La dimension transfrontalière ajoute de la complexité. Les Centres américains de contrôle et de prévention des maladies ont émis un avis de voyage pour l’Alberta la semaine dernière, recommandant aux visiteurs américains de s’assurer que leurs vaccinations sont à jour avant de voyager dans la province.
De retour à la clinique, maintenant animée par les patients matinaux, la Dre Patel m’a montré son application de planification – complètement réservée avec des rendez-vous de vaccination pour les trois prochaines semaines.
« S’il y a un côté positif, » dit-elle, « c’est que les éclosions rappellent souvent aux gens pourquoi nous vaccinons en premier lieu. Nous voyons de nombreuses familles qui avaient retardé ou remis en question les vaccins venir maintenant en urgence. »
Cette urgence est justifiée. Le gouvernement de l’Alberta prévoit que l’éclosion pourrait s’aggraver pendant la saison des voyages estivaux, potentiellement atteignant 50-60 cas d’ici septembre si les taux de vaccination ne s’améliorent pas significativement.
En quittant la clinique, j’ai observé des parents arrivant avec leurs enfants, certains semblant anxieux, d’autres déterminés. Un père portant sa petite fille m’a tenu la porte.

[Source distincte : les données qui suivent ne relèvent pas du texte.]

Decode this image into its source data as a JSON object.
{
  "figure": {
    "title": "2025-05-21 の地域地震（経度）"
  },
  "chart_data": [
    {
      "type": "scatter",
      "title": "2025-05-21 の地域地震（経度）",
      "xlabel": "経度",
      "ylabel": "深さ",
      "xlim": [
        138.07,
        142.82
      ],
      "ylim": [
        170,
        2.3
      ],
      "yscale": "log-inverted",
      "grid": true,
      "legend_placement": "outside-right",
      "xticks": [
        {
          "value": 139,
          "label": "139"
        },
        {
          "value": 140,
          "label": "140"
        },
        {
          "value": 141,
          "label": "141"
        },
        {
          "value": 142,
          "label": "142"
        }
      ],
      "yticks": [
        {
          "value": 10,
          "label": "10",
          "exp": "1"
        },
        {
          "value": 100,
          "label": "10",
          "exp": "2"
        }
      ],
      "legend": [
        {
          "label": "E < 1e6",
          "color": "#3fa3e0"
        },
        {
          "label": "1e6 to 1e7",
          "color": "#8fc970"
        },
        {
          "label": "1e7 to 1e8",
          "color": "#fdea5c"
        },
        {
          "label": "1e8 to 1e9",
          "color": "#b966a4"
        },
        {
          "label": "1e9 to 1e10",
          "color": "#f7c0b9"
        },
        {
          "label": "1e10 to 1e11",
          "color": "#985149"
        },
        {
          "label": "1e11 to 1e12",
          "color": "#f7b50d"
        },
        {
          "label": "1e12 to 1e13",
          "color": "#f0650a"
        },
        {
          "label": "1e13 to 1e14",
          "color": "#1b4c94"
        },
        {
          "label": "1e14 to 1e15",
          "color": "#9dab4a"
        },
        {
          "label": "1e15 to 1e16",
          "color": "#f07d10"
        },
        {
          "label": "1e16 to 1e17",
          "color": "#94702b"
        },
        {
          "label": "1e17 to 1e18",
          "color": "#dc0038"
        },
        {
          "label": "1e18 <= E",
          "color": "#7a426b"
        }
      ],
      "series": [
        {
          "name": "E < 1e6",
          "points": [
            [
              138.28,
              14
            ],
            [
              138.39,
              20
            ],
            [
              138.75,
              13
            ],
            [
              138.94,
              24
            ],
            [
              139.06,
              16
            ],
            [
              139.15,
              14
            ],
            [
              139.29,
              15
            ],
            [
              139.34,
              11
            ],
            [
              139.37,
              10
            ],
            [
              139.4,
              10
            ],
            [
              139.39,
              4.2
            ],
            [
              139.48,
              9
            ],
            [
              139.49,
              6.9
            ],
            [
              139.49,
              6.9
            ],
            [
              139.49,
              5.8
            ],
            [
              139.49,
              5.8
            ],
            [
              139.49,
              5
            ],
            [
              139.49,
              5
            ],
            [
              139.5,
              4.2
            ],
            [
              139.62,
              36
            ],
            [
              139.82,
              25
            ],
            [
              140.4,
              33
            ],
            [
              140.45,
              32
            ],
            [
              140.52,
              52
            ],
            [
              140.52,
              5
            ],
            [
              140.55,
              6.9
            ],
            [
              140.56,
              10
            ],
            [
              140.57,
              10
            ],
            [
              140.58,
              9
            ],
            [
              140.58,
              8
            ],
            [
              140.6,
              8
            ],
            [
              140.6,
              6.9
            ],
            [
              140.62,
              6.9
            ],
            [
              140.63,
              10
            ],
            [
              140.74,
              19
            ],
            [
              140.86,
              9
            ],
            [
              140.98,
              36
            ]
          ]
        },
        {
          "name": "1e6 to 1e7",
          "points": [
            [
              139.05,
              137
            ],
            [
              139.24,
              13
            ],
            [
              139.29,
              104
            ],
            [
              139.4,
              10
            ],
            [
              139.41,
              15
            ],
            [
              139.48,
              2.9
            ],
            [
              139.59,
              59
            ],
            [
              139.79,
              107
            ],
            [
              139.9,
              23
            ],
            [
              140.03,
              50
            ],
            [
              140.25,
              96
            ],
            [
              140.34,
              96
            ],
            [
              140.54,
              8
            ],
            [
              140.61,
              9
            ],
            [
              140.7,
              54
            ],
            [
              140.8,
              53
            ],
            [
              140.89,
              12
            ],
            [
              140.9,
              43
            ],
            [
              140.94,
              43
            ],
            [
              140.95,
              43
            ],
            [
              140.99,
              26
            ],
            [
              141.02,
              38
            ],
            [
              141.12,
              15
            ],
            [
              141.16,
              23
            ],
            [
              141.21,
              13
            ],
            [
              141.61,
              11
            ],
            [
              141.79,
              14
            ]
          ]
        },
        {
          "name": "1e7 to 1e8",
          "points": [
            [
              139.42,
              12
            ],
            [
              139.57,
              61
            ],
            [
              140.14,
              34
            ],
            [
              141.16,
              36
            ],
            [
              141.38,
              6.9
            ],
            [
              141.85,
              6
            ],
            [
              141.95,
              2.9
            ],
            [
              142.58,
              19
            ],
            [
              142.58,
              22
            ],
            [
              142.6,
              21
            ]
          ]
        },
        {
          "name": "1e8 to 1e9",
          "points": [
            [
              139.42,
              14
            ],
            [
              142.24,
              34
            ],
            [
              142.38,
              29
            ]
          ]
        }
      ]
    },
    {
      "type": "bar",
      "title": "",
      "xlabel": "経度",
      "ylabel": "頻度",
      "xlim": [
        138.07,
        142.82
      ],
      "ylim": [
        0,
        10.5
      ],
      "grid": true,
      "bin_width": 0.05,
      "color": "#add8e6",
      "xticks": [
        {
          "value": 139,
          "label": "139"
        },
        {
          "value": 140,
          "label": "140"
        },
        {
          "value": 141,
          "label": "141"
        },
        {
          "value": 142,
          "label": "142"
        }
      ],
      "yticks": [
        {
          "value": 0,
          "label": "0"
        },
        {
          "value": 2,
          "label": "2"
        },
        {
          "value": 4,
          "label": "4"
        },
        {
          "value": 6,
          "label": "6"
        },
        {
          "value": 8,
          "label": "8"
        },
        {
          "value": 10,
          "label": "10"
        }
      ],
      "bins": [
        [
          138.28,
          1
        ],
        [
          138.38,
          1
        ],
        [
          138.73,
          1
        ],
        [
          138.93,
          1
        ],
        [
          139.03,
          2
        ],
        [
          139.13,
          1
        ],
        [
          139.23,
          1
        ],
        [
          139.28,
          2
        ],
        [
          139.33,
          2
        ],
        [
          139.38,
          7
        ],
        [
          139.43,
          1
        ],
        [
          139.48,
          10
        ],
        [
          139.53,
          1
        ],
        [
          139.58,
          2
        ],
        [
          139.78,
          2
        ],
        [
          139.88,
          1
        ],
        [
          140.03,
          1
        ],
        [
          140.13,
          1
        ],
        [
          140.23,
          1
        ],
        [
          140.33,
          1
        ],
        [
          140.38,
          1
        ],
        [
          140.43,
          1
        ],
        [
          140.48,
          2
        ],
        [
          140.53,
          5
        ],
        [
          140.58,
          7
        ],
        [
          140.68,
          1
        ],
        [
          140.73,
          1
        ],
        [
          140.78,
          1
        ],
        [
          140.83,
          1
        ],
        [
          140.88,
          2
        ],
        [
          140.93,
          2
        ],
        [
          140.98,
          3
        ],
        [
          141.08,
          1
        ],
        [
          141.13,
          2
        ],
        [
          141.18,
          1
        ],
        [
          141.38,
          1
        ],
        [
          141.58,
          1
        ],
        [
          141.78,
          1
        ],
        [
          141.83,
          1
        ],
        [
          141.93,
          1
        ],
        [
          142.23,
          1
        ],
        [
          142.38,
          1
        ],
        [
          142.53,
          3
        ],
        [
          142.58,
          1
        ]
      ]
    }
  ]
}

« Je n’aurais jamais pensé que nous aurions à faire face à la rougeole à nouveau, » a-t-il dit. « Ma grand-mère me racontait des histoires d’amis qu’elle avait perdus à cause de cette maladie quand elle était enfant. On dirait parfois que nous reculons. »
Ses paroles m’ont habité alors que je m’éloignais. Pour une maladie que nous avions autrefois vaincue, la résurgence de la rougeole sert de rappel brutal : les victoires en santé publique ne sont jamais permanentes sans vigilance et action collective.